What sets the book apart is its unique presentation – it is “written” without a single word, instead, it is composed of hundreds of icons, and pictograms, that Xu has been collecting for years making it a book that can be read by any one. It is an outstanding attempt to produce a universal form of written communication that goes beyond cultural, linguistic, class, and educational backgrounds. In Xu’s words, “The illiterate can enjoy the delight of reading just as the intellectual does.”

“It’s the first book that everyone in the world can read, since it needs no translation,” said the artist, adding that currently, by using a very simple system of signs, emoticon users, especially young people, enjoy the ability “to communicate on the international level.”

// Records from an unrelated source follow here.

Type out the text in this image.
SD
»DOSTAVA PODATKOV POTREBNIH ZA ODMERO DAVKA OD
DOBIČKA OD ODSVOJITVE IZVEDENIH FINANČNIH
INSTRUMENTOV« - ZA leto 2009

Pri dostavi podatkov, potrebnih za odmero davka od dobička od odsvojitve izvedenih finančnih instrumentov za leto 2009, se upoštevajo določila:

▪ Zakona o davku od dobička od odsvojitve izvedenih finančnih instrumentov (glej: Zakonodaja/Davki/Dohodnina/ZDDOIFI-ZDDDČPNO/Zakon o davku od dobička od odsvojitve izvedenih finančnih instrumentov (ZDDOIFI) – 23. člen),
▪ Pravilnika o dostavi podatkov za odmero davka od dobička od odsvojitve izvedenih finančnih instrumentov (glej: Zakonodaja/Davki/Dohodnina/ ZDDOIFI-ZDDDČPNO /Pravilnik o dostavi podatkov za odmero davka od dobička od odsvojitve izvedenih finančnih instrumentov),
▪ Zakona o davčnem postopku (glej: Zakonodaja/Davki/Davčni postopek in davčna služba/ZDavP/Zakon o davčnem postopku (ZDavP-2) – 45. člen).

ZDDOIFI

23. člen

“The idea for the book began 13 years ago, when I was having expositions all over the world and I spent a lot of time in airports,” said Xu, who said he could not avoid noticing, in an enclave where people of all nationalities mingle, that the informational icons visible everywhere were universally understood.

The book includes 24 chapters narrating by using visual icons and telling the story of a day in a person’s life as he gets up in the morning, goes through his workday, goes out with his friends after work and then finally goes to bed.

“Book from the Ground” is a continuation of Xu’s book entitled “Book from the Sky,” a work with illegible Chinese characters that nobody can read, using a language invented by the artist himself.